In an extremely reductive representation of things, we could take a typical sine wave, what should of course not bes een mechanistically, rather as the contingent reflection of political action.
Monster politics, or the strategy of the double perspective
How can the left traverse this precarious balance between consensus and conflict? How to escape from the neutralising and depoliticizing effects of consensus and postpolitical politics, without being isolated into marginalised identities?
In his Prison Notebooks, Antonio Gramsci puts forward a strategy called the double perspective, inspired on the animal strategy of Machiavelli. In il principe, Machiavelli statest that the prince, has two ways of entereing into conflict, through the law or through naked power, as a man or a beast.
“You must know there are two ways of contesting, the one by the law, the other by force; the first method is proper to men, the second to beasts; but because the first is frequently not sufficient, it is necessary to have recourse to the second. Therefore it is necessary for a prince to understand how to avail himself of the beast and the man. This has been figuratively taught to princes by ancient writers, who describe how Achilles and many other princes of old were given to the Centaur Chiron to nurse, who brought them up in his discipline; which means solely that, as they had for a teacher one who was half beast and half man, so it is necessary for a prince to know how to make use of both natures, and that one without the other is not durable.”
Gramsci used Machiavelli’s metaphore of the monster, the Centaur, to plead in a much broader sense for a politics that is always twofold, revolution and reform, tactics and strategies, force and consent, authority and hegemony. Dualities that arise together and have to be thought in combination.

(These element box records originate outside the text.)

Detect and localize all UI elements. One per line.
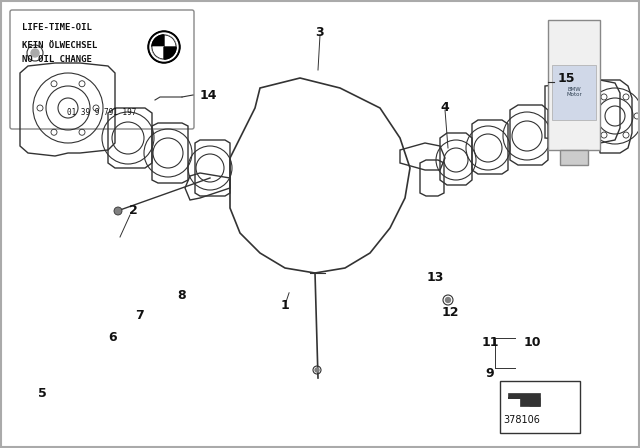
Text: 2: 2 <box>129 203 138 216</box>
Text: 01 39 9 791 197: 01 39 9 791 197 <box>67 108 137 117</box>
Text: 11: 11 <box>481 336 499 349</box>
Text: KEIN ÖLWECHSEL: KEIN ÖLWECHSEL <box>22 41 97 50</box>
Text: 14: 14 <box>200 89 218 102</box>
Text: BMW
Motor: BMW Motor <box>566 86 582 97</box>
Wedge shape <box>152 35 164 47</box>
Polygon shape <box>508 393 540 406</box>
Circle shape <box>152 35 176 59</box>
FancyBboxPatch shape <box>10 10 194 129</box>
Bar <box>552 65 596 120</box>
Bar <box>560 150 588 165</box>
Text: 6: 6 <box>109 331 117 344</box>
Text: 378106: 378106 <box>503 415 540 425</box>
Text: 3: 3 <box>316 26 324 39</box>
Text: 12: 12 <box>441 306 459 319</box>
Text: 8: 8 <box>178 289 186 302</box>
Bar <box>548 20 600 150</box>
Wedge shape <box>152 47 164 59</box>
Text: LIFE-TIME-OIL: LIFE-TIME-OIL <box>22 23 92 32</box>
Text: 1: 1 <box>280 298 289 311</box>
Circle shape <box>445 297 451 302</box>
Wedge shape <box>164 35 176 47</box>
Text: 7: 7 <box>136 309 145 322</box>
Text: 10: 10 <box>524 336 541 349</box>
Circle shape <box>315 368 319 372</box>
Text: 9: 9 <box>486 366 494 379</box>
Text: NO OIL CHANGE: NO OIL CHANGE <box>22 55 92 64</box>
Bar <box>500 381 580 433</box>
Circle shape <box>150 33 178 61</box>
Text: 13: 13 <box>426 271 444 284</box>
Text: 15: 15 <box>558 72 575 85</box>
Text: 4: 4 <box>440 100 449 113</box>
Wedge shape <box>164 47 176 59</box>
Circle shape <box>31 49 39 57</box>
Circle shape <box>114 207 122 215</box>
Text: 5: 5 <box>38 387 46 400</box>
Circle shape <box>148 31 180 63</box>
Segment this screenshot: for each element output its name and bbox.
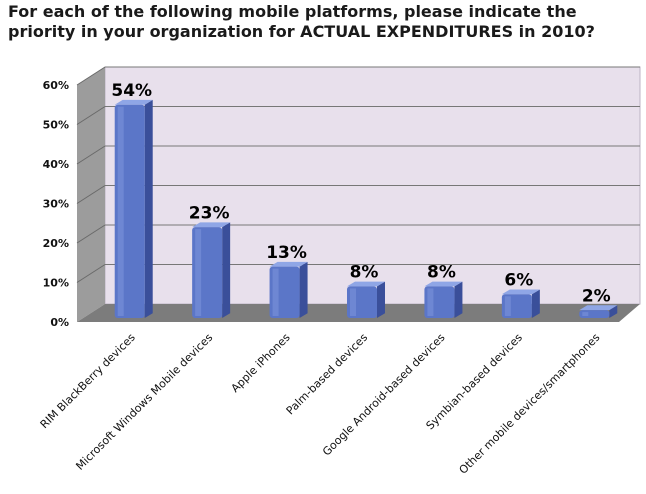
data-label: 6% — [504, 271, 533, 291]
y-tick-label: 0% — [50, 316, 69, 329]
y-tick-label: 60% — [43, 79, 69, 92]
gridline-side — [76, 106, 106, 125]
bar — [579, 305, 618, 318]
x-tick-label: Other mobile devices/smartphones — [457, 331, 603, 477]
bar-highlight — [117, 106, 124, 316]
y-tick-label: 10% — [43, 277, 69, 290]
bar-top — [269, 261, 308, 267]
bar — [192, 222, 231, 318]
x-tick-label: Google Android-based devices — [320, 331, 448, 459]
bar — [501, 289, 540, 318]
bar-top — [501, 289, 540, 295]
gridline-side — [76, 66, 106, 86]
chart-title: For each of the following mobile platfor… — [8, 2, 595, 41]
x-tick-label: Apple iPhones — [229, 331, 293, 395]
bar-highlight — [427, 288, 434, 316]
bar-side — [531, 289, 540, 318]
data-label: 23% — [189, 203, 230, 223]
x-tick-label: Palm-based devices — [284, 331, 371, 418]
gridline-side — [76, 224, 106, 244]
bar-top — [424, 281, 463, 287]
bar-top — [114, 99, 153, 105]
bar-highlight — [195, 229, 202, 316]
x-tick-label: Microsoft Windows Mobile devices — [73, 331, 215, 473]
bar-highlight — [272, 268, 279, 316]
bar — [269, 261, 308, 318]
y-tick-label: 50% — [43, 119, 69, 132]
data-label: 13% — [266, 243, 307, 263]
data-label: 8% — [427, 263, 456, 283]
data-label: 8% — [350, 263, 379, 283]
bar-side — [377, 281, 385, 318]
y-tick-label: 30% — [43, 198, 69, 211]
bar-highlight — [350, 288, 356, 316]
bar-side — [144, 99, 153, 319]
bar — [424, 281, 463, 318]
gridlines — [76, 66, 640, 283]
bar-top — [347, 281, 385, 287]
bar-highlight — [504, 296, 511, 316]
bar — [347, 281, 385, 318]
bar-side — [222, 222, 231, 318]
gridline-side — [76, 185, 106, 204]
bar-front — [579, 310, 610, 318]
gridline-side — [76, 145, 106, 165]
gridline-side — [76, 264, 106, 283]
bar-top — [192, 222, 231, 228]
y-tick-label: 20% — [43, 237, 69, 250]
bar — [114, 99, 153, 319]
bar-side — [609, 305, 618, 318]
y-axis-ticks: 0% 10% 20% 30% 40% 50% 60% — [43, 79, 69, 329]
bar-highlight — [582, 312, 589, 316]
data-label: 54% — [111, 81, 152, 101]
data-label: 2% — [582, 286, 611, 306]
bar-side — [299, 261, 308, 318]
y-tick-label: 40% — [43, 158, 69, 171]
bar-side — [454, 281, 463, 318]
bars — [114, 99, 618, 319]
data-labels: 54% 23% 13% 8% 8% 6% 2% — [111, 81, 610, 306]
bar-top — [579, 305, 618, 311]
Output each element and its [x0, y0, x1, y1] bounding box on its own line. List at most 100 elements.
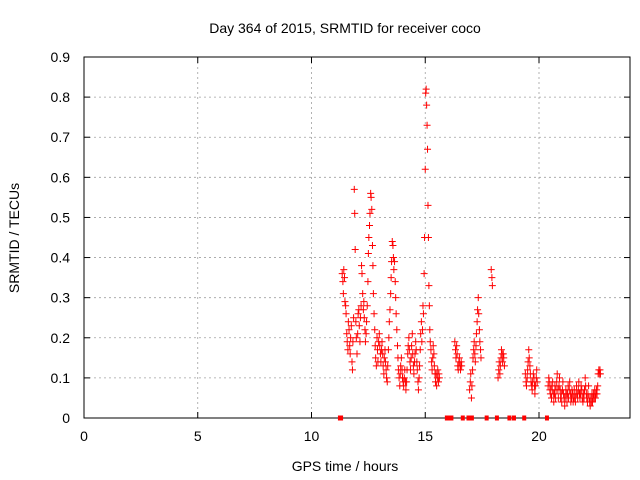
data-point	[392, 310, 400, 318]
data-point	[467, 394, 475, 402]
data-point	[497, 346, 505, 354]
x-tick-label: 0	[80, 428, 88, 444]
data-point	[453, 342, 461, 350]
data-point	[475, 326, 483, 334]
data-point	[488, 274, 496, 282]
data-point	[581, 386, 588, 394]
data-point	[359, 306, 367, 314]
data-point	[453, 350, 461, 358]
data-point	[379, 350, 387, 358]
data-point	[423, 121, 431, 129]
data-point	[471, 358, 479, 366]
data-point	[526, 362, 534, 370]
data-point	[471, 350, 479, 358]
data-point	[357, 302, 365, 310]
data-point	[378, 338, 386, 346]
data-point	[405, 334, 413, 342]
data-point	[392, 294, 400, 302]
data-point	[588, 398, 596, 406]
zero-marker	[522, 415, 527, 421]
data-point	[342, 310, 350, 318]
data-point	[532, 374, 540, 382]
data-point	[472, 330, 480, 338]
data-point	[339, 290, 347, 298]
data-point	[344, 346, 352, 354]
data-point	[353, 350, 361, 358]
data-point	[416, 346, 424, 354]
data-point	[433, 382, 441, 390]
data-point	[406, 366, 414, 374]
data-points	[337, 85, 604, 421]
data-point	[362, 330, 370, 338]
data-point	[397, 362, 405, 370]
data-point	[581, 374, 589, 382]
data-point	[358, 262, 366, 270]
x-tick-label: 15	[417, 428, 433, 444]
data-point	[531, 390, 539, 398]
data-point	[361, 326, 369, 334]
data-point	[345, 326, 353, 334]
plot-frame	[83, 56, 631, 419]
data-point	[340, 266, 348, 274]
zero-marker	[544, 415, 549, 421]
data-point	[410, 370, 418, 378]
data-point	[376, 342, 384, 350]
data-point	[359, 290, 367, 298]
data-point	[384, 362, 392, 370]
data-point	[564, 382, 572, 390]
data-point	[373, 334, 381, 342]
x-tick-labels: 0 5 10 15 20	[80, 428, 547, 444]
data-point	[389, 254, 397, 262]
data-point	[338, 270, 346, 278]
data-point	[385, 318, 393, 326]
data-point	[349, 338, 357, 346]
data-point	[400, 382, 408, 390]
data-point	[419, 310, 427, 318]
data-point	[411, 350, 419, 358]
data-point	[408, 342, 416, 350]
data-point	[423, 101, 431, 109]
zero-marker	[466, 415, 471, 421]
data-point	[343, 330, 351, 338]
x-tick-label: 10	[304, 428, 320, 444]
data-point	[420, 270, 428, 278]
y-tick-label: 0.3	[51, 290, 71, 306]
data-point	[533, 378, 541, 386]
data-point	[533, 366, 541, 374]
data-point	[434, 366, 442, 374]
data-point	[585, 382, 593, 390]
data-point	[393, 342, 401, 350]
data-point	[407, 354, 415, 362]
data-point	[430, 362, 438, 370]
data-point	[466, 386, 474, 394]
data-point	[426, 326, 434, 334]
x-tick-label: 5	[194, 428, 202, 444]
data-point	[417, 318, 425, 326]
data-point	[555, 374, 563, 382]
data-point	[495, 366, 503, 374]
data-point	[435, 374, 443, 382]
data-point	[523, 374, 531, 382]
y-tick-label: 0.6	[51, 169, 71, 185]
data-point	[532, 382, 540, 390]
data-point	[344, 318, 352, 326]
data-point	[351, 246, 359, 254]
y-tick-label: 0	[62, 410, 70, 426]
data-point	[421, 165, 429, 173]
data-point	[561, 402, 569, 410]
data-point	[524, 366, 532, 374]
data-point	[384, 346, 392, 354]
y-tick-label: 0.9	[51, 49, 71, 65]
data-point	[468, 382, 476, 390]
data-point	[524, 358, 532, 366]
data-point	[413, 366, 421, 374]
data-point	[550, 398, 558, 406]
data-point	[550, 390, 558, 398]
data-point	[352, 318, 360, 326]
data-point	[494, 374, 502, 382]
data-point	[387, 274, 395, 282]
data-point	[372, 362, 380, 370]
data-point	[593, 390, 601, 398]
data-point	[596, 370, 604, 378]
data-point	[396, 370, 404, 378]
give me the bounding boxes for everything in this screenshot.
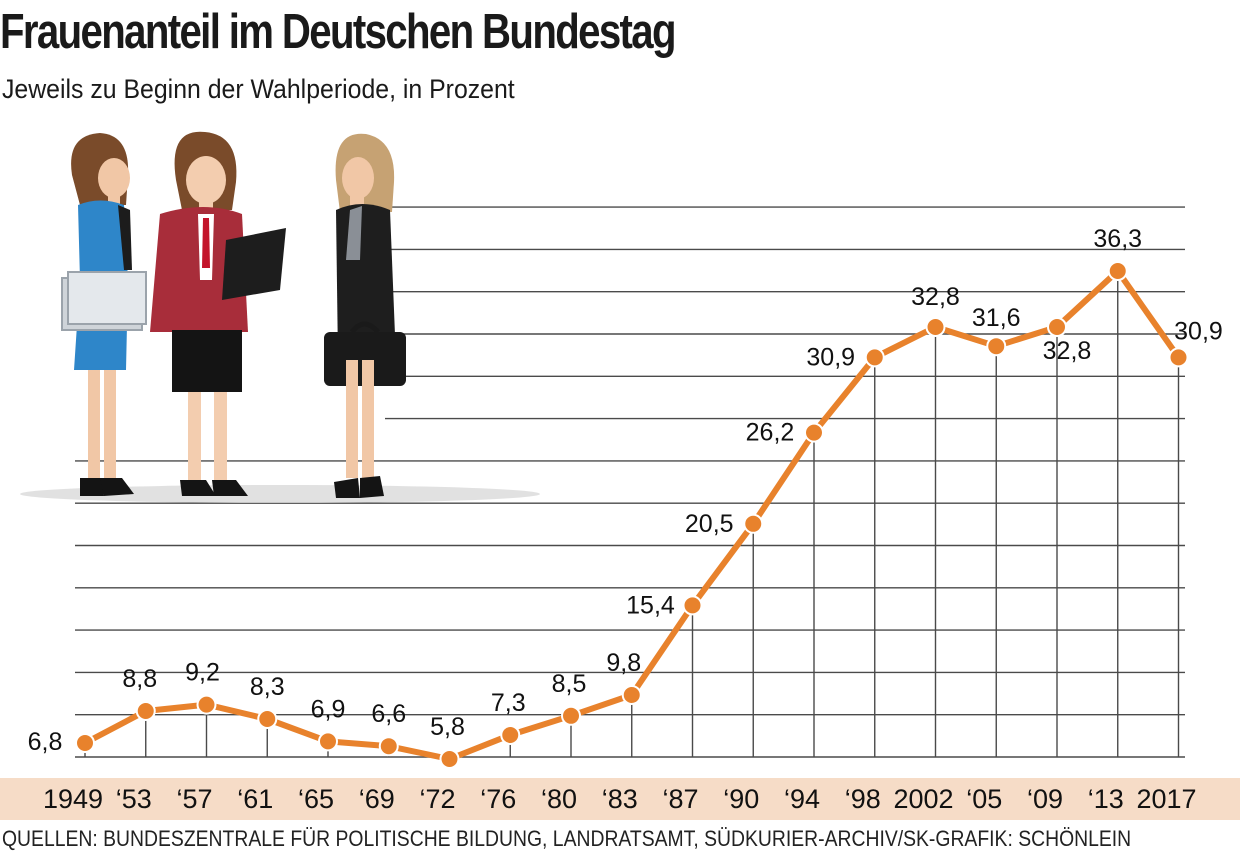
data-label: 30,9: [1174, 317, 1223, 345]
data-label: 20,5: [685, 510, 734, 538]
data-label: 9,8: [606, 649, 641, 677]
data-label: 5,8: [430, 713, 465, 741]
data-point: [75, 733, 95, 753]
value-labels: 6,8 8,8 9,2 8,3 6,9 6,6 5,8 7,3 8,5 9,8 15,4 20,5 26…: [28, 225, 1223, 756]
x-axis-band: [0, 778, 1240, 820]
woman-red-figure: [150, 131, 286, 496]
data-point: [743, 513, 764, 534]
chart-subtitle: Jeweils zu Beginn der Wahlperiode, in Pr…: [2, 74, 515, 104]
x-tick-label: ‘80: [541, 784, 577, 814]
woman-blue-figure: [61, 133, 147, 496]
data-point: [1168, 347, 1189, 368]
data-point: [986, 336, 1007, 357]
x-tick-label: ‘09: [1027, 784, 1063, 814]
source-note: QUELLEN: BUNDESZENTRALE FÜR POLITISCHE B…: [2, 826, 1132, 851]
x-tick-label: ‘05: [966, 784, 1002, 814]
data-point: [682, 595, 703, 616]
data-point: [925, 317, 946, 337]
data-point: [500, 725, 521, 745]
three-businesswomen-illustration: [20, 131, 540, 503]
data-label: 8,3: [250, 673, 285, 701]
x-tick-label: ‘98: [845, 784, 881, 814]
data-point: [1107, 261, 1128, 281]
x-tick-label: ‘72: [419, 784, 455, 814]
x-tick-label: ‘69: [359, 784, 395, 814]
x-tick-label: ‘76: [480, 784, 516, 814]
data-label: 6,8: [28, 728, 63, 756]
x-tick-label: 2017: [1136, 784, 1196, 814]
woman-dark-suit-figure: [324, 133, 406, 498]
data-label: 8,8: [122, 665, 157, 693]
data-point: [135, 701, 156, 721]
data-point: [318, 731, 338, 752]
data-point: [621, 685, 642, 705]
data-label: 6,9: [311, 695, 346, 723]
data-label: 6,6: [371, 700, 406, 728]
data-point: [561, 705, 581, 726]
data-point: [196, 694, 217, 715]
data-point: [257, 709, 278, 729]
data-point: [1047, 317, 1067, 337]
data-label: 15,4: [626, 591, 675, 619]
x-tick-label: ‘53: [116, 784, 152, 814]
data-point: [439, 749, 460, 769]
data-point: [864, 347, 885, 368]
data-point: [378, 736, 399, 757]
data-label: 26,2: [746, 419, 795, 447]
x-tick-label: 1949: [43, 784, 103, 814]
x-tick-label: ‘13: [1088, 784, 1124, 814]
data-label: 32,8: [1043, 337, 1092, 365]
x-tick-label: ‘61: [237, 784, 273, 814]
x-tick-label: ‘87: [662, 784, 698, 814]
data-label: 36,3: [1093, 225, 1142, 253]
x-tick-label: ‘94: [784, 784, 820, 814]
x-tick-labels: 1949 ‘53 ‘57 ‘61 ‘65 ‘69 ‘72 ‘76 ‘80 ‘83 ‘87 ‘90 ‘94…: [43, 784, 1197, 814]
data-label: 30,9: [806, 343, 855, 371]
data-label: 9,2: [185, 659, 220, 687]
chart-title: Frauenanteil im Deutschen Bundestag: [0, 5, 677, 59]
data-label: 31,6: [972, 304, 1021, 332]
x-tick-label: ‘65: [298, 784, 334, 814]
data-markers: [75, 261, 1189, 769]
x-tick-label: ‘57: [176, 784, 212, 814]
data-label: 32,8: [911, 283, 960, 311]
x-tick-label: 2002: [893, 784, 953, 814]
x-tick-label: ‘90: [723, 784, 759, 814]
data-label: 8,5: [552, 670, 587, 698]
data-point: [804, 422, 824, 443]
x-tick-label: ‘83: [602, 784, 638, 814]
data-label: 7,3: [491, 689, 526, 717]
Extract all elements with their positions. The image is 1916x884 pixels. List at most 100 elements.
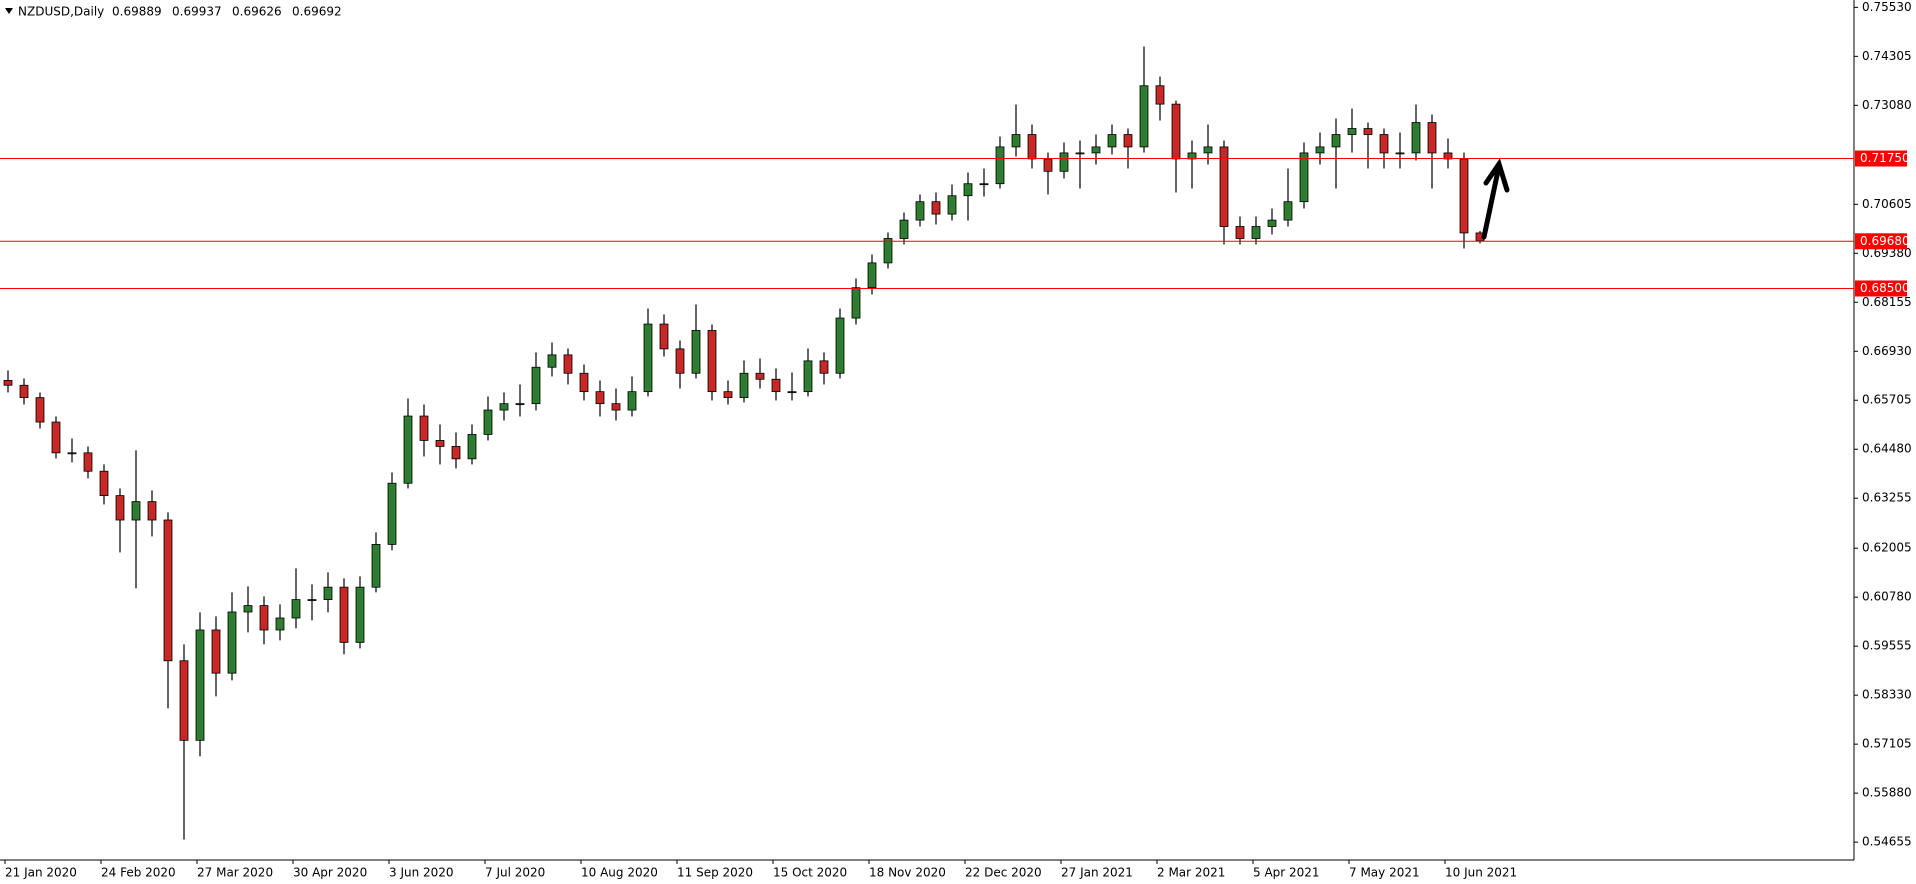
candle-body [1347, 128, 1357, 135]
candle-body [691, 330, 701, 374]
candle-body [1251, 226, 1261, 239]
candle-body [707, 330, 717, 393]
y-tick-label: 0.66930 [1862, 344, 1912, 358]
x-tick-label: 11 Sep 2020 [677, 866, 753, 880]
candle-body [355, 586, 365, 643]
candle-body [723, 391, 733, 399]
x-tick-label: 27 Mar 2020 [197, 866, 273, 880]
candle-body [1267, 219, 1277, 227]
candle-body [99, 470, 109, 497]
candle-body [1379, 134, 1389, 154]
candle-body [195, 629, 205, 741]
y-tick-label: 0.62005 [1862, 541, 1912, 555]
candle-body [1107, 134, 1117, 148]
header-open: 0.69889 [112, 5, 162, 19]
candle-body [291, 599, 301, 619]
candle-body [467, 434, 477, 460]
candle-body [163, 519, 173, 662]
candle-body [19, 384, 29, 399]
candle-body [515, 403, 525, 406]
header-close: 0.69692 [292, 5, 342, 19]
candle-body [563, 354, 573, 374]
candle-body [275, 617, 285, 631]
candle-body [531, 366, 541, 405]
candle-body [67, 452, 77, 455]
candle-body [611, 403, 621, 411]
y-tick-label: 0.70605 [1862, 197, 1912, 211]
candle-body [323, 586, 333, 600]
y-tick-label: 0.74305 [1862, 49, 1912, 63]
candle-body [483, 409, 493, 435]
candle-body [1091, 146, 1101, 154]
candle-body [755, 372, 765, 380]
y-tick-label: 0.57105 [1862, 737, 1912, 751]
y-tick-label: 0.73080 [1862, 98, 1912, 112]
candle-body [739, 372, 749, 399]
level-label-bg [1855, 150, 1907, 167]
x-tick-label: 10 Aug 2020 [581, 866, 658, 880]
candle-body [1315, 146, 1325, 154]
candle-body [1139, 85, 1149, 148]
candle-body [419, 415, 429, 441]
candle-body [1219, 146, 1229, 227]
candle-body [1203, 146, 1213, 154]
arrow-head [1483, 158, 1510, 193]
candle-body [1123, 134, 1133, 148]
y-tick-label: 0.55880 [1862, 786, 1912, 800]
candle-body [451, 446, 461, 460]
candle-body [147, 501, 157, 521]
candle-body [1427, 122, 1437, 154]
menu-triangle[interactable] [5, 8, 13, 14]
candle-body [819, 360, 829, 374]
x-tick-label: 5 Apr 2021 [1253, 866, 1320, 880]
candle-body [899, 219, 909, 239]
ohlc-header: 0.69889 0.69937 0.69626 0.69692 [112, 5, 342, 19]
plot [3, 46, 1485, 840]
candle-body [803, 360, 813, 393]
candle-body [35, 397, 45, 423]
candle-body [499, 403, 509, 411]
x-tick-label: 21 Jan 2020 [5, 866, 77, 880]
candle-body [931, 201, 941, 215]
candle-body [179, 660, 189, 741]
candle-body [403, 415, 413, 484]
y-tick-label: 0.75530 [1862, 0, 1912, 14]
candle-body [659, 323, 669, 350]
x-tick-label: 2 Mar 2021 [1157, 866, 1225, 880]
annotation-arrow [1481, 158, 1510, 240]
candle-body [883, 238, 893, 264]
candle-body [115, 495, 125, 521]
candle-body [643, 323, 653, 393]
candle-body [3, 380, 13, 386]
candle-body [771, 378, 781, 393]
candle-body [243, 605, 253, 613]
x-tick-label: 30 Apr 2020 [293, 866, 367, 880]
candle-body [1155, 85, 1165, 105]
level-label-bg [1855, 233, 1907, 250]
x-tick-label: 3 Jun 2020 [389, 866, 454, 880]
candle-body [1395, 152, 1405, 155]
header-high: 0.69937 [172, 5, 222, 19]
candle-body [835, 317, 845, 374]
candle-body [947, 195, 957, 215]
candle-body [1235, 226, 1245, 239]
candle-body [307, 599, 317, 601]
x-tick-label: 7 Jul 2020 [485, 866, 545, 880]
candle-body [1363, 128, 1373, 135]
y-tick-label: 0.64480 [1862, 442, 1912, 456]
candle-body [627, 391, 637, 411]
y-tick-label: 0.63255 [1862, 491, 1912, 505]
candle-body [1331, 134, 1341, 148]
y-tick-label: 0.54655 [1862, 835, 1912, 849]
candle-body [259, 605, 269, 631]
candle-body [1283, 201, 1293, 221]
candle-body [435, 440, 445, 447]
candle-body [787, 391, 797, 394]
candle-body [963, 183, 973, 197]
candle-body [547, 354, 557, 368]
candle-body [867, 262, 877, 289]
candle-body [1059, 152, 1069, 172]
y-tick-label: 0.59555 [1862, 639, 1912, 653]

In a simular vein the monster metaphore has been explored for its political merit, by poststructuralist philosophers as Derrida and Deleuze and Guattari. There is an emancipatory reading of the monster as a hybrid character, a transgression of the norm. A monster has a shortage of body parts, it is a combination of heterogeneous elements, like the stitched up body of a Frankenstein.
Monster politics entails polarisation AND accomodation, a politics of the inside AND the autonomy of the outside. It entails tactics AND strategy, immanence AND transcendance, gradualism AND great leaps, it entails a politics that does not fetisjize political identities, but devides them up in their constituent parts, and recombines them. That revolts against any type of purism or parochialism, and is willing to form extraordinary monster coalitions, a politics that wants to escape from the ghetto. Moster politics is the Occupy movement, that appeals to a paradoxical people, through an 'assembly' of contradictory demands. Monster politics is what we see in the squares, tents, parks, assemblies, demo’s and strikes all over the globe.